POST /v1/payments HTTP/1.1
Idempotency-Key: 7c9e6679-7425-40de-944b-e07fc1f90ae7
Content-Type: application/json
{"amount": 4999, "currency": "usd", "customer": "cus_123"}
Idempotency keys must be scoped per endpoint + tenant. Same key on different endpoints should not collide.
Store the response, not just "seen"—client retry mid-flight needs the final result or 409 Conflict.
API Gateway
Single entry point for external clients. Responsibilities: TLS termination, auth (JWT/OAuth validation), rate limiting, request routing, response aggregation, protocol translation (REST → gRPC), WAF, analytics.
- Kong, AWS API Gateway, Apigee, Envoy Gateway — productized gateways
- BFF (Backend for Frontend) — one gateway per client type (mobile vs web) tailoring payloads
- Don't put business logic in gateway—auth, routing, cross-cutting only; logic belongs in services
GraphQL — N+1 problem and DataLoader
GraphQL lets clients request nested graphs: { user { friends { name } } }.
Naive resolvers issue 1 query for user + N queries for each friend's data = N+1 problem.
DataLoader batches and caches within a single request: collect all friend IDs during field resolution,
one WHERE id IN (...) query, map results back. Per-request cache prevents duplicate loads.
const friendLoader = new DataLoader(async (ids) => {
const rows = await db.query("SELECT * FROM users WHERE id = ANY($1)", [ids]);
const map = new Map(rows.map((r) => [r.id, r]));
return ids.map((id) => map.get(id));
});
// Resolver — DataLoader batches concurrent calls in same tick
friends: (user) => friendLoader.loadMany(user.friendIds)

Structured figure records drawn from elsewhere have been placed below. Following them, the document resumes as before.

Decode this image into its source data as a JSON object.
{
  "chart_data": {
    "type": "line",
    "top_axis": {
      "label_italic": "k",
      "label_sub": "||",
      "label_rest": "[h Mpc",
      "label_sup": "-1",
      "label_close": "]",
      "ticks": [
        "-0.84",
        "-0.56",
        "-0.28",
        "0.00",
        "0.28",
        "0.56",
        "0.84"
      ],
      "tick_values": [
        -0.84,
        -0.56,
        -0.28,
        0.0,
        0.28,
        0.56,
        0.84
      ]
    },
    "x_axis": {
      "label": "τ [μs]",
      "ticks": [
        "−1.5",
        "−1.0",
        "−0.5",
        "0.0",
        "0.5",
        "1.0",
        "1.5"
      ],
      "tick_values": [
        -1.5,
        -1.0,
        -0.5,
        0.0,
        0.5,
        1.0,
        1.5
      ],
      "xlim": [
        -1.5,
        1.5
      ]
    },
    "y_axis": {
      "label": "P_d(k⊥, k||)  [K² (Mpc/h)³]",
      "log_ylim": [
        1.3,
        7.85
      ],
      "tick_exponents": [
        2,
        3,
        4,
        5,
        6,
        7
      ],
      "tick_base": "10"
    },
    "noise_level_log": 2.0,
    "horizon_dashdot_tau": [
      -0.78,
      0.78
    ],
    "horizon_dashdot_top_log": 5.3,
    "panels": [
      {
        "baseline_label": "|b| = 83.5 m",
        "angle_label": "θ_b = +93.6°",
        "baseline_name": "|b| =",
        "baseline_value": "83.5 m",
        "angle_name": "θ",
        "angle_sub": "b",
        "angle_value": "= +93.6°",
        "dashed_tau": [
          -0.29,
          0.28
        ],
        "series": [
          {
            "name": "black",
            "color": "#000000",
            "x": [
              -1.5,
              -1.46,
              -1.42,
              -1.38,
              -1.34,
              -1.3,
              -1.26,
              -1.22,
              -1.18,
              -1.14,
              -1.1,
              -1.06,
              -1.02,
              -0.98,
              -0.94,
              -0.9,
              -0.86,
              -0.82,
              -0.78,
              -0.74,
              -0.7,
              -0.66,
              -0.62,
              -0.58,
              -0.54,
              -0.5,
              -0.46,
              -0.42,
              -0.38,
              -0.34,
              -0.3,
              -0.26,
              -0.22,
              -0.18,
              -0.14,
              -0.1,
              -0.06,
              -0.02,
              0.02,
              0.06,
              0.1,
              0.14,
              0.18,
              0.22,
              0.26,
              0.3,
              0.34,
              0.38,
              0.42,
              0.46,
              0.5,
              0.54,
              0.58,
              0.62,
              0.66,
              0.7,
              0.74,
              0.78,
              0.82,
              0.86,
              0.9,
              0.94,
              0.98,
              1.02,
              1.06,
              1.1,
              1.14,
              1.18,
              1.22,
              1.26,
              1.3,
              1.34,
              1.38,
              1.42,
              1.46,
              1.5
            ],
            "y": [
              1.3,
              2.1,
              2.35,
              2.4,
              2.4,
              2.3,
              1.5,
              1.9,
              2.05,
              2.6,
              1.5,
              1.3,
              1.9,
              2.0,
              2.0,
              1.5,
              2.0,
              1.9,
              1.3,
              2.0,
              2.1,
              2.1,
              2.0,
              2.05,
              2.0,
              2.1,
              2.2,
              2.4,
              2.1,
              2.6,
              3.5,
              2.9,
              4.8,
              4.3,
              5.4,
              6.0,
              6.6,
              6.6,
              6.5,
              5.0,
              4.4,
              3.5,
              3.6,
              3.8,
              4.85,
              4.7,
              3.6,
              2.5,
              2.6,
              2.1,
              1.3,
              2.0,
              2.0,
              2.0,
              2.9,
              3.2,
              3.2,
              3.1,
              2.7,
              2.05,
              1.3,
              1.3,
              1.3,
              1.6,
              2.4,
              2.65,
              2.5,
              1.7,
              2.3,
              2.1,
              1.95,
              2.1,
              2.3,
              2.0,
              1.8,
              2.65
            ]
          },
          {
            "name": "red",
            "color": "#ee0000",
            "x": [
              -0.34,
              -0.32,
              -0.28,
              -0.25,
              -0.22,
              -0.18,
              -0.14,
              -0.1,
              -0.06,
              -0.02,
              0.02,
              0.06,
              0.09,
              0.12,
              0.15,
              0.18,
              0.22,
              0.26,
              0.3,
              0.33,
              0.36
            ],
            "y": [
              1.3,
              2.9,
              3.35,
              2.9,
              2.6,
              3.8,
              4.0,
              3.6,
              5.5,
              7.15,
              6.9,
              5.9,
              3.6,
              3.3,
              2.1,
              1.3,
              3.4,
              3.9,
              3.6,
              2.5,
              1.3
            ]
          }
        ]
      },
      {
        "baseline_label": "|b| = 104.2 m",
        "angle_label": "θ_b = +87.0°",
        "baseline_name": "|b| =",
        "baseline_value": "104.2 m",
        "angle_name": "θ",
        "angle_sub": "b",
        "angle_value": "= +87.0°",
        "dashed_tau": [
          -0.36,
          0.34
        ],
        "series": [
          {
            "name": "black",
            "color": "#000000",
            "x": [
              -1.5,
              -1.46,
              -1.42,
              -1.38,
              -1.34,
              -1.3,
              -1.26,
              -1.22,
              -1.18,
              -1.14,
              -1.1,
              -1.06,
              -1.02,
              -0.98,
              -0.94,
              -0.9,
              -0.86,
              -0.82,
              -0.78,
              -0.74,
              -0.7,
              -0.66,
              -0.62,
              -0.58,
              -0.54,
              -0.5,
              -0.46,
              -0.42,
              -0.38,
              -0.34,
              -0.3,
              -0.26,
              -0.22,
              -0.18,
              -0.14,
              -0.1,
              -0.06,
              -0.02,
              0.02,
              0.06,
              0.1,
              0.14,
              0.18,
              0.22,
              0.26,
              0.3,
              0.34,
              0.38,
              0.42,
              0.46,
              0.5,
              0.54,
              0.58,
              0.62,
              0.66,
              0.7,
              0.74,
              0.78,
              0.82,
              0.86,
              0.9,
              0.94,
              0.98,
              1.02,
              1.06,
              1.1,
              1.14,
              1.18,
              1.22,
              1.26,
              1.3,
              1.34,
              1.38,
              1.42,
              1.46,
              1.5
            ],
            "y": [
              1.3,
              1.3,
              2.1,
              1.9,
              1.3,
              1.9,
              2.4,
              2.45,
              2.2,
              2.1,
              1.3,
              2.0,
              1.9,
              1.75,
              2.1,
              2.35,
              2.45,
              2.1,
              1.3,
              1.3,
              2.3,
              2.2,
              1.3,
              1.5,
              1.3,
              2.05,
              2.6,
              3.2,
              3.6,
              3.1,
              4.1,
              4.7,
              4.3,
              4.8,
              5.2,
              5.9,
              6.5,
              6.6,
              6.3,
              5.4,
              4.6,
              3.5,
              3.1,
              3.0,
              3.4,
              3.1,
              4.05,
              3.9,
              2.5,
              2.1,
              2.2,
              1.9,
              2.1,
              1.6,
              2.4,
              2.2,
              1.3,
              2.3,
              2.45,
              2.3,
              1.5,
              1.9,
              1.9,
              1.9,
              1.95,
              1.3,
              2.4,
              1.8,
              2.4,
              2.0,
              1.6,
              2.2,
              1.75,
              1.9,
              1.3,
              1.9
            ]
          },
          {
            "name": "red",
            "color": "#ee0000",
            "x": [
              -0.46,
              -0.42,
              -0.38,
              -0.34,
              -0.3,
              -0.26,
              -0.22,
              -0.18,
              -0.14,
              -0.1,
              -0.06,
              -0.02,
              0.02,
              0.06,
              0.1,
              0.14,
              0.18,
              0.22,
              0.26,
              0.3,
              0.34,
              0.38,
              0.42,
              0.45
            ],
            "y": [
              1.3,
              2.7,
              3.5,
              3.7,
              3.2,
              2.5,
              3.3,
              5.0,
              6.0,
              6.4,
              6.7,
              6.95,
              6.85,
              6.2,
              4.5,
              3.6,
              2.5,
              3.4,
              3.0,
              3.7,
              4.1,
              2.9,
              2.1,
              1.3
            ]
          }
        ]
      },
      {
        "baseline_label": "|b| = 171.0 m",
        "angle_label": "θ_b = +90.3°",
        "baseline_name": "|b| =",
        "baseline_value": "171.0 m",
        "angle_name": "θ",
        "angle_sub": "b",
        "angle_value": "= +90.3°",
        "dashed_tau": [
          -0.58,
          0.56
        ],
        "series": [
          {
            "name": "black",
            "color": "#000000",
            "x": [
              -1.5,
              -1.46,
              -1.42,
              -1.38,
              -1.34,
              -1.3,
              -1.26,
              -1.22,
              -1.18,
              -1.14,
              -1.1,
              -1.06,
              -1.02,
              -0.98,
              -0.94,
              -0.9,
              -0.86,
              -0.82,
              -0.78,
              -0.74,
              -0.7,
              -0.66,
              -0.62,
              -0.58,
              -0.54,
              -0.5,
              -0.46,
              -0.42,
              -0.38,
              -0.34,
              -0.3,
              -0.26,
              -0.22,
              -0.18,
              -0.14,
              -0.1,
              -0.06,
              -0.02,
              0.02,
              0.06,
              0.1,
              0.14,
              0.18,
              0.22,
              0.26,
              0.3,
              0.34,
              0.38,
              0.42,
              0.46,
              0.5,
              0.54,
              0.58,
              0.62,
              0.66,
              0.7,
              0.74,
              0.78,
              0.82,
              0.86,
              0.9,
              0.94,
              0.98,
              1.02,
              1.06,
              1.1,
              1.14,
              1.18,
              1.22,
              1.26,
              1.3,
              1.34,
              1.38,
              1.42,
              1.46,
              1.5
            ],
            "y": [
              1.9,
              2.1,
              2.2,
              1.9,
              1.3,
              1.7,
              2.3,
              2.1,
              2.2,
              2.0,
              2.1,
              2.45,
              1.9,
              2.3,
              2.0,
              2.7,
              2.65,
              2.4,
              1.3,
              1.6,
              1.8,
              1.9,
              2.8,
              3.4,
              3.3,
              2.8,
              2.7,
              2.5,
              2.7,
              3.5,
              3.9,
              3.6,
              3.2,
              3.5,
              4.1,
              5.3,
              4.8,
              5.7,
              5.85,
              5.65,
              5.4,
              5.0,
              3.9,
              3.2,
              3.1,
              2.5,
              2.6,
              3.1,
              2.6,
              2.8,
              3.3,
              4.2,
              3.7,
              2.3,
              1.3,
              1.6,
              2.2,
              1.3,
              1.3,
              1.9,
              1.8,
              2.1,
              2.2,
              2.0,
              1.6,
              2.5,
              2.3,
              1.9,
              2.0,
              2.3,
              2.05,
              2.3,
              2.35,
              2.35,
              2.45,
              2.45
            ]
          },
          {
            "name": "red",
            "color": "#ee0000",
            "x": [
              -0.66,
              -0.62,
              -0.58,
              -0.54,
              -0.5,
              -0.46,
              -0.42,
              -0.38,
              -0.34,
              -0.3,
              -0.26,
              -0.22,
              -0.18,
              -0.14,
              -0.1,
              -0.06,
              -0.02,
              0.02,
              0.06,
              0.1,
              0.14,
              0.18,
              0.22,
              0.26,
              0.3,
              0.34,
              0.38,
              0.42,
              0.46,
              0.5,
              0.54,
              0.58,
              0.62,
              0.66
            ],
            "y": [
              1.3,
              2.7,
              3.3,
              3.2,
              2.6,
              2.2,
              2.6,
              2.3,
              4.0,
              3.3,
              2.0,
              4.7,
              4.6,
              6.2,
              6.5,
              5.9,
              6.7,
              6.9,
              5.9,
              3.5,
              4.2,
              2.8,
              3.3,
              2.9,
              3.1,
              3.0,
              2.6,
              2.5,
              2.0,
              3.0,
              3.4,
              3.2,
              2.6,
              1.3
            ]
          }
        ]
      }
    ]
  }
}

GraphQL — flexible clients, one round-trip; complex caching (no HTTP cache per URL), query cost attacks, harder versioning. REST — simple caching, CDN-friendly; over/under-fetching. Use GraphQL when many client types need different field sets (Facebook, GitHub); REST for public APIs and microservice internals.
GitHub exposes REST v3 and GraphQL v4—GraphQL for flexible integrations, REST for simple CRUD. Netflix Falcor (predecessor to GraphQL ideas) solved N+1 with batching. Shopify rate-limits GraphQL by query cost, not just request count.